Im zweiten Teil wechselt Ebert dann von einer deskriptiven Sicht zu konkreten Phänomenen. So beschäftigt er sich hier untern anderem mit der Geschlechterdiskussion in ihren zahlreichen Facetten. Neben der Geschichte und der Unsinn, dass es mehr als zwei (biologische) Geschlechter geben soll, wird auch das Thema der grundsätzlichen Diskriminierung von Frauen in der für das Buch typischen sachlich-humorvollen Art behandelt. Dabei präsentiert Ebert keine bahnbrechenden neuen Erkenntnisse, sondern stellt viele seit längerem Bekanntes komprimiert dar, was der Qualität der Argumentation keinen Abbruch tut.
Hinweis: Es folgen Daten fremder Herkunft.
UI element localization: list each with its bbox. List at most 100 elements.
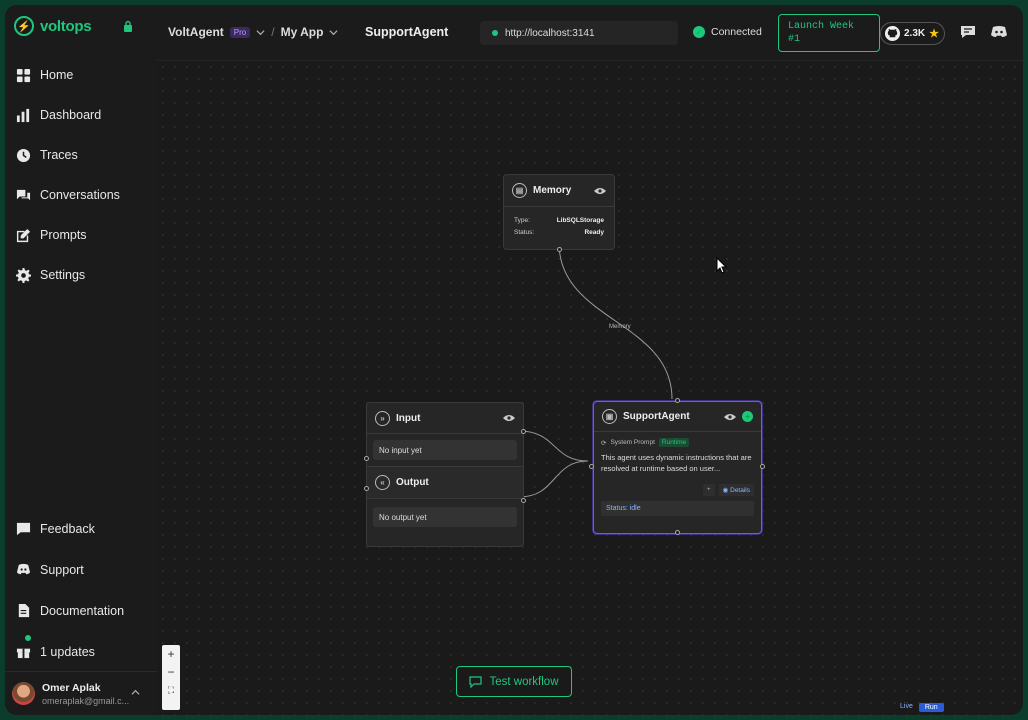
agent-left-handle[interactable]	[589, 464, 594, 469]
input-right-handle[interactable]	[521, 429, 526, 434]
home-icon	[16, 68, 31, 82]
chat-icon	[469, 675, 483, 688]
workflow-canvas[interactable]: Memory ▤ Memory Type: LibSQLStorage Statu…	[157, 61, 1023, 715]
lock-icon	[124, 20, 132, 32]
nav-item-conversations[interactable]: Conversations	[5, 175, 157, 215]
input-value-field: No input yet	[373, 440, 517, 460]
project-name[interactable]: VoltAgent	[168, 25, 224, 39]
status-value: Ready	[584, 229, 604, 236]
agent-top-handle[interactable]	[675, 398, 680, 403]
nav-item-home[interactable]: Home	[5, 55, 157, 95]
nav-item-traces[interactable]: Traces	[5, 135, 157, 175]
test-workflow-button[interactable]: Test workflow	[456, 666, 572, 697]
memory-handle[interactable]	[557, 247, 562, 252]
output-placeholder: No output yet	[379, 512, 427, 522]
update-badge-dot	[25, 635, 31, 641]
nav-item-documentation[interactable]: Documentation	[5, 590, 157, 631]
nav-label: Feedback	[40, 521, 95, 536]
zoom-in-button[interactable]: +	[162, 645, 180, 663]
add-tool-icon[interactable]: +	[742, 411, 753, 422]
eye-icon[interactable]	[724, 413, 736, 421]
nav-label: 1 updates	[40, 644, 95, 659]
edit-icon	[16, 228, 31, 242]
eye-icon[interactable]	[594, 187, 606, 195]
eye-icon[interactable]	[503, 414, 515, 422]
output-value-field: No output yet	[373, 507, 517, 527]
discord-icon	[16, 563, 31, 575]
fit-view-icon[interactable]: ⛶	[162, 681, 180, 699]
chevron-down-icon[interactable]	[256, 28, 265, 37]
nav-label: Settings	[40, 268, 86, 282]
nav-label: Conversations	[40, 188, 120, 202]
details-button[interactable]: ◉ Details	[718, 484, 754, 496]
launch-week-button[interactable]: Launch Week #1	[778, 14, 880, 52]
agent-node[interactable]: ▣ SupportAgent + ⟳ System Prompt Runtime…	[593, 401, 762, 534]
breadcrumb: VoltAgent Pro / My App	[168, 25, 339, 39]
live-toggle[interactable]: Live	[900, 703, 913, 712]
output-title: Output	[396, 477, 429, 488]
nav-item-feedback[interactable]: Feedback	[5, 508, 157, 549]
github-star-count: 2.3K	[904, 28, 926, 39]
launch-line-2: #1	[788, 34, 801, 45]
chevrons-right-icon: »	[375, 410, 390, 426]
status-label: Status:	[514, 229, 535, 236]
avatar	[12, 682, 35, 705]
main-nav: Home Dashboard Traces Conversations Prom…	[5, 55, 157, 295]
agent-icon: ▣	[602, 409, 617, 424]
output-right-handle[interactable]	[521, 498, 526, 503]
edges-layer: Memory	[518, 242, 673, 498]
chat-icon[interactable]	[960, 25, 976, 39]
page-title: SupportAgent	[365, 25, 449, 39]
github-icon	[885, 26, 900, 41]
output-left-handle[interactable]	[364, 486, 369, 491]
nav-item-settings[interactable]: Settings	[5, 255, 157, 295]
clock-icon	[16, 148, 31, 162]
memory-type-row: Type: LibSQLStorage	[504, 217, 614, 224]
chat-bubbles-icon	[16, 189, 31, 200]
server-url: http://localhost:3141	[505, 27, 595, 39]
app-name[interactable]: My App	[281, 25, 324, 39]
bolt-icon: ⚡	[14, 16, 34, 36]
server-url-field[interactable]: http://localhost:3141	[480, 21, 678, 45]
nav-label: Home	[40, 68, 74, 82]
feedback-icon	[16, 522, 31, 536]
memory-edge	[558, 242, 673, 400]
memory-node[interactable]: ▤ Memory Type: LibSQLStorage Status: Ready	[503, 174, 615, 250]
zoom-out-button[interactable]: −	[162, 663, 180, 681]
agent-right-handle[interactable]	[760, 464, 765, 469]
agent-node-title: SupportAgent	[623, 411, 690, 422]
sidebar: ⚡ voltops Home Dashboard Traces Conversa…	[5, 5, 157, 715]
nav-item-dashboard[interactable]: Dashboard	[5, 95, 157, 135]
nav-label: Traces	[40, 148, 78, 162]
type-value: LibSQLStorage	[556, 217, 604, 224]
document-icon	[18, 603, 30, 618]
user-name: Omer Aplak	[42, 681, 101, 694]
agent-bottom-handle[interactable]	[675, 530, 680, 535]
status-text: Status: idle	[606, 505, 641, 512]
github-stars-button[interactable]: 2.3K ★	[880, 22, 945, 45]
type-label: Type:	[514, 217, 530, 224]
edge-label: Memory	[609, 324, 631, 330]
run-controls: Live Run	[900, 703, 944, 712]
logo[interactable]: ⚡ voltops	[14, 16, 92, 36]
discord-icon[interactable]	[990, 25, 1008, 39]
node-title: Memory	[533, 185, 572, 196]
chevron-up-icon[interactable]	[131, 688, 140, 697]
details-label: Details	[730, 487, 750, 494]
bar-chart-icon	[16, 108, 30, 122]
check-circle-icon: ✓	[693, 26, 705, 38]
nav-item-support[interactable]: Support	[5, 549, 157, 590]
nav-label: Documentation	[40, 603, 125, 618]
run-button[interactable]: Run	[918, 703, 944, 712]
nav-item-updates[interactable]: 1 updates	[5, 631, 157, 672]
input-output-node[interactable]: » Input No input yet « Output No output …	[366, 402, 524, 547]
test-workflow-label: Test workflow	[489, 675, 559, 688]
add-button[interactable]: +	[702, 484, 715, 496]
input-left-handle[interactable]	[364, 456, 369, 461]
gift-icon	[16, 648, 31, 659]
nav-item-prompts[interactable]: Prompts	[5, 215, 157, 255]
input-placeholder: No input yet	[379, 445, 422, 455]
chevron-down-icon[interactable]	[329, 28, 339, 37]
nav-label: Support	[40, 562, 84, 577]
input-edge	[518, 430, 589, 462]
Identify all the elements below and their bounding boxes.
Nach einem kurzen Ausflug in die Welt der Vielfalt, in der es offenbar „immer um Geschlecht, Ethnie etc., aber nie um Meinungsvielfalt“ geht, widmet sich der Autor einer heute eher selten gehörten Verteidigung des Kapitalismus. Auch hier verschweigt Ebert nicht, dass dieses System keineswegs perfekt ist, aber unter anderem mit Feststellungen wie der, dass „kein anderes System so viele Menschen aus der Armut befreit hat wie der Kapitalismus“ gelingen ihm doch einige wichtige Punkte. Abgerundet wird der zweite Teil noch durch das Thema Migration, das er mit leicht ironischem Unterton kommentiert, ohne dabei in rechtspopulistische Phrasen oder linksliberale Romantik zu verfallen.

Teil drei beschließt das Buch dann mit ein paar grundsätzlichen Beobachtungen. Besonders bei den Schilderungen seiner Gespräche mit Spitzenpolitikern, die die Gesamtsituation „realistisch und reflektiert sehen“, sich aber bei öffentlichen Diskussionen (z.B. beim Thema Abschaltung der deutschen Atomkraftwerke) und Abstimmungen wie im Bundestag dann doch ganz anders verhalten, wird der Frust des Autors deutlich. Er zeigt sich außerdem, wenn der Autor akribisch die deutsche Neigung seziert, alle Dinge bis ins Extrem zu treiben. Eine Eigenschaft, für die „wir früher gefürchtet und heute verlacht werden“. Am Ende kann der Autor dann aber doch nicht ganz von seinem aus früheren Werken bekannten Zukunftsoptimismus lassen und gibt dem Leser bzw. der Politik noch ein paar gute Ratschläge mit auf den Weg. Wobei diese vor allem psychologischer Natur sind. So empfiehlt Ebert neben mehr Mut zum Risiko, auch die Realität einfach ehrlich zu akzeptieren um dann konkrete Maßnahmen abzuleiten.

Fazit: Ein für Vince Eberts Verhältnisse eher pessimistisches Buch, das aber auch seinen typischen Humor nicht vermissen lässt. Letzteres sollte nicht darüber hinwegtäuschen, dass in dem Buch wirklich kritische Themen angesprochen werden, die es wert sind, über sie zu diskutieren. Insgesamt auf jeden Fall eine Leseempfehlung.